The Swan: Data-driven Inference of Stellar Surface Gravities for Cool Stars from Photometric Light Curves

Stellar light curves are well known to encode physical stellar properties. Precise, automated, and computationally inexpensive methods to derive physical parameters from light curves are needed to cope with the large influx of these data from space-based missions such as Kepler and TESS. Here we present a new methodology that we call "The Swan," a fast, generalizable, and effective approach for deriving stellar surface gravity ( $\mathrm{log}g$ ) for main-sequence, subgiant, and red giant stars from Kepler light curves using local linear regression on the full frequency content of Kepler long-cadence power spectra. With this inexpensive data-driven approach, we recover $\mathrm{log}g$ to a precision of ∼0.02 dex for 13,822 stars with seismic $\mathrm{log}g$ values between 0.2 and 4.4 dex and ∼0.11 dex for 4646 stars with Gaia-derived $\mathrm{log}g$ values between 2.3 and 4.6 dex.
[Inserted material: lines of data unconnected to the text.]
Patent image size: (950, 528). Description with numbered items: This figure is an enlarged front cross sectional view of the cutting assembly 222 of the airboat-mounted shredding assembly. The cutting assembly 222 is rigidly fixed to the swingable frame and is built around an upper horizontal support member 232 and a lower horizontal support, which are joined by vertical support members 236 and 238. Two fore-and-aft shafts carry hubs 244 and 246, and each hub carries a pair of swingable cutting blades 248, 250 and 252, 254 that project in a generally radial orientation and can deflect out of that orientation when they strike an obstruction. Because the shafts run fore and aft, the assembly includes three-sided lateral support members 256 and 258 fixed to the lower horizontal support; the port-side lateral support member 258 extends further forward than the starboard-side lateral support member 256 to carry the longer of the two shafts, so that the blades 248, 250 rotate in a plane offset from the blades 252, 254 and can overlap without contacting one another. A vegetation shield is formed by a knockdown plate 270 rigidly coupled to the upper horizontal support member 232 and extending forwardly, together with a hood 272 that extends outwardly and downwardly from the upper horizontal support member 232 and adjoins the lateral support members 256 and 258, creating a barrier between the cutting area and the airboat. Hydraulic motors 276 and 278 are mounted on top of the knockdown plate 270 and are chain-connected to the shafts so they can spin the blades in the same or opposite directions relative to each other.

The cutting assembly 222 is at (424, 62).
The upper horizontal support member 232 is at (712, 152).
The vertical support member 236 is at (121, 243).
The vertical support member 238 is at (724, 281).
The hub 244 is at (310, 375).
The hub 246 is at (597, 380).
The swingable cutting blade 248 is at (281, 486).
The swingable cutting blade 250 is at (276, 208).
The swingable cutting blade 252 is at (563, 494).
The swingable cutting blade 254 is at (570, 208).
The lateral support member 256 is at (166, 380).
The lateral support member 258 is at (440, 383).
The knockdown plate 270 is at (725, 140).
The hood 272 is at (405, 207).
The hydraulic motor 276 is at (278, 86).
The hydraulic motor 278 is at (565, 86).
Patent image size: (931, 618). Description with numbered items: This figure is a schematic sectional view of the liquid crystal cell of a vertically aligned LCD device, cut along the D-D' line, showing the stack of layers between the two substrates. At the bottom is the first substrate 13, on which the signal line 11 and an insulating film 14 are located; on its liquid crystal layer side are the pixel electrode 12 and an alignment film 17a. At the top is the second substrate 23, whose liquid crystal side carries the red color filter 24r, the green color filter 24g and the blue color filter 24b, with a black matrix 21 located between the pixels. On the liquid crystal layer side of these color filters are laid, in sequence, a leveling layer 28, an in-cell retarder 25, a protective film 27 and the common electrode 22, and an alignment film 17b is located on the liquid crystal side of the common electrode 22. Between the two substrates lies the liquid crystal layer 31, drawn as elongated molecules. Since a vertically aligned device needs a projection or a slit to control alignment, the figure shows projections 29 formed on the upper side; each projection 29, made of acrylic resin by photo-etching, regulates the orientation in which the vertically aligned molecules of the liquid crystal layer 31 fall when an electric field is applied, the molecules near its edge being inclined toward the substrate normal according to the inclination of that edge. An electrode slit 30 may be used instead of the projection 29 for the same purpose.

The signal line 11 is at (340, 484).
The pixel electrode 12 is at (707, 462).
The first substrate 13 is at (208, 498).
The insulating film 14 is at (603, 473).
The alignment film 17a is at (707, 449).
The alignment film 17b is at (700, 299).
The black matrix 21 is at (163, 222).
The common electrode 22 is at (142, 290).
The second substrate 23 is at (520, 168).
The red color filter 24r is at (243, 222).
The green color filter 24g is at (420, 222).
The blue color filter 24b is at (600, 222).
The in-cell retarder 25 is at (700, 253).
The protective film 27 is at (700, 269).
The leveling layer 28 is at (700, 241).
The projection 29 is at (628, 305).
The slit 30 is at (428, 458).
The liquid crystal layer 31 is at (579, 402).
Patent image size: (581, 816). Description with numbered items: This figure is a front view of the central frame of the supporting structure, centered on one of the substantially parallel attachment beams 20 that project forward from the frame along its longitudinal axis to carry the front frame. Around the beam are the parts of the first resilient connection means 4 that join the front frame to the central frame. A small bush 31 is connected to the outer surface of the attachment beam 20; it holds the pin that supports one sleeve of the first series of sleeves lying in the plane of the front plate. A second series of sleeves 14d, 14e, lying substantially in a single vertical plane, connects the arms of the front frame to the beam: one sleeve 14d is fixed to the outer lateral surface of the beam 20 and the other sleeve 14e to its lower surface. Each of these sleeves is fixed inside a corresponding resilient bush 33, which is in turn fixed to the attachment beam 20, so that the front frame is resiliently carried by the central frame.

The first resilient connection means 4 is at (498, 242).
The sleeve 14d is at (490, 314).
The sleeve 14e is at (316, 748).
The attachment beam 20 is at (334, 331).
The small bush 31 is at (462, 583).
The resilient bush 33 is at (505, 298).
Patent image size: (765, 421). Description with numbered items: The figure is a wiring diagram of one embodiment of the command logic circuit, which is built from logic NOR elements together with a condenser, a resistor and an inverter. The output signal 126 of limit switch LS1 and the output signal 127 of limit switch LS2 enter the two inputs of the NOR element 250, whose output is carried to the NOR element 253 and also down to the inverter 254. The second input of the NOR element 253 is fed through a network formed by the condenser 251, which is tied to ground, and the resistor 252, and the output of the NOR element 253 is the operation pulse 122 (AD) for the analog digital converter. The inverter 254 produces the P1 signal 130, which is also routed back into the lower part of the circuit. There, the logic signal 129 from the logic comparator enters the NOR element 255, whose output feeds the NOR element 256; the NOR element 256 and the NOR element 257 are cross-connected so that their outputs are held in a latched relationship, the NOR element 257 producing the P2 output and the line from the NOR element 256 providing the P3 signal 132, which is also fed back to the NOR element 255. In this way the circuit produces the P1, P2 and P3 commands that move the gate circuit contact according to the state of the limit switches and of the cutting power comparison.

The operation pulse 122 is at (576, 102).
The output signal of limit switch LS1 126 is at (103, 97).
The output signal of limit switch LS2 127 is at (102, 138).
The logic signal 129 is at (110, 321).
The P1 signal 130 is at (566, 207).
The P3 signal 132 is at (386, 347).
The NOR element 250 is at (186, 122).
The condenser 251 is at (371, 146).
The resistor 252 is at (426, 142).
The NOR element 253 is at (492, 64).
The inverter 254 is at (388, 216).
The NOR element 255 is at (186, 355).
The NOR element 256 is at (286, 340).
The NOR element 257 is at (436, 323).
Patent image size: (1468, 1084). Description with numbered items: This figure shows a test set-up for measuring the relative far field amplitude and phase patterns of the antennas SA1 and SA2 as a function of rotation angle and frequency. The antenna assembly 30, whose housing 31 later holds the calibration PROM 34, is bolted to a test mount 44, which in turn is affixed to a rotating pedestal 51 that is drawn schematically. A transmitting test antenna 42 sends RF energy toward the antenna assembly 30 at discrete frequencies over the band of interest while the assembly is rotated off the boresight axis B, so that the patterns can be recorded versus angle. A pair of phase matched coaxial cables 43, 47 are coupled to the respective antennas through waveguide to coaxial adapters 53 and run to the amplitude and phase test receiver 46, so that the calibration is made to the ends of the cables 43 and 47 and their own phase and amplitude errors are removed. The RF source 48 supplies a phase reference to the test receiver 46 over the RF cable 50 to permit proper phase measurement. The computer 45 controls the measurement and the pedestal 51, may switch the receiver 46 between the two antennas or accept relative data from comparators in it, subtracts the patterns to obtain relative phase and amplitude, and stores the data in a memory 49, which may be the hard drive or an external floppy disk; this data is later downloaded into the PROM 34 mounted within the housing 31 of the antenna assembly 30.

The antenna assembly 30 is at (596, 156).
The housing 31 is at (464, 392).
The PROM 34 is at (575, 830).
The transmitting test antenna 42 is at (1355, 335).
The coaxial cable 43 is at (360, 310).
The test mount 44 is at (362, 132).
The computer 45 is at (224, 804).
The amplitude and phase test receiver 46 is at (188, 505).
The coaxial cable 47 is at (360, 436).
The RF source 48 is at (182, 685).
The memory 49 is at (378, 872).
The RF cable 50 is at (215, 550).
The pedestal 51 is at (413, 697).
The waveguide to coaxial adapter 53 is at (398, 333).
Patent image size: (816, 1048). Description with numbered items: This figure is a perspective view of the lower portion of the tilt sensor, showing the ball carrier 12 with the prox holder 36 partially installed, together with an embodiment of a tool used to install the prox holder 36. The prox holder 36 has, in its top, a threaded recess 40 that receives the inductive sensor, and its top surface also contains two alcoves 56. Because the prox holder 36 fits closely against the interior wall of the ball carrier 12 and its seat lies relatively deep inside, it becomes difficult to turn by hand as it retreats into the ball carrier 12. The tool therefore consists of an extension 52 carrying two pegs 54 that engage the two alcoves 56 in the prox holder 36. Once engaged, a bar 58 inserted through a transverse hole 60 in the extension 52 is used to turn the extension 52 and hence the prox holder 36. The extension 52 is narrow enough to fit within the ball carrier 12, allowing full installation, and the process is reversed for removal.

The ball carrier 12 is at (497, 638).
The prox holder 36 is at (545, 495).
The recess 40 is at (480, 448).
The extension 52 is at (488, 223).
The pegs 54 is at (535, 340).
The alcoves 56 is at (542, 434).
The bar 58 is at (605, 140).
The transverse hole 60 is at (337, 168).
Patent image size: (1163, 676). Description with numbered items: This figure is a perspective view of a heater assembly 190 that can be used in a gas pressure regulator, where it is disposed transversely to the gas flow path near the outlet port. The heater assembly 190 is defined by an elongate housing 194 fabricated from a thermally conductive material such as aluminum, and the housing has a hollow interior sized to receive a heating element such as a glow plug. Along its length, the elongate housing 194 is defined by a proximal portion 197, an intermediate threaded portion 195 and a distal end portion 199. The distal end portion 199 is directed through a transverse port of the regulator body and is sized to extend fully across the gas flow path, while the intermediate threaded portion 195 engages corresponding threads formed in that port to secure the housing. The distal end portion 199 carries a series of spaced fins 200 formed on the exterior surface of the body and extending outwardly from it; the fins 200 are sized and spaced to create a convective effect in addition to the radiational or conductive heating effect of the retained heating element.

We further develop a signal-to-noise metric and find that granulation is difficult to detect in many cool main-sequence stars (T_eff ≲ 5500 K), in particular K dwarfs. By combining our $\mathrm{log}g$ measurements with Gaia radii, we derive empirical masses for 4646 subgiant and main-sequence stars with a median precision of ∼7%. Finally, we demonstrate that our method can be used to recover $\mathrm{log}g$ to a similar mean absolute deviation precision for a TESS baseline of 27 days. Our methodology can be readily applied to photometric time series observations to infer stellar surface gravities to high precision across evolutionary states.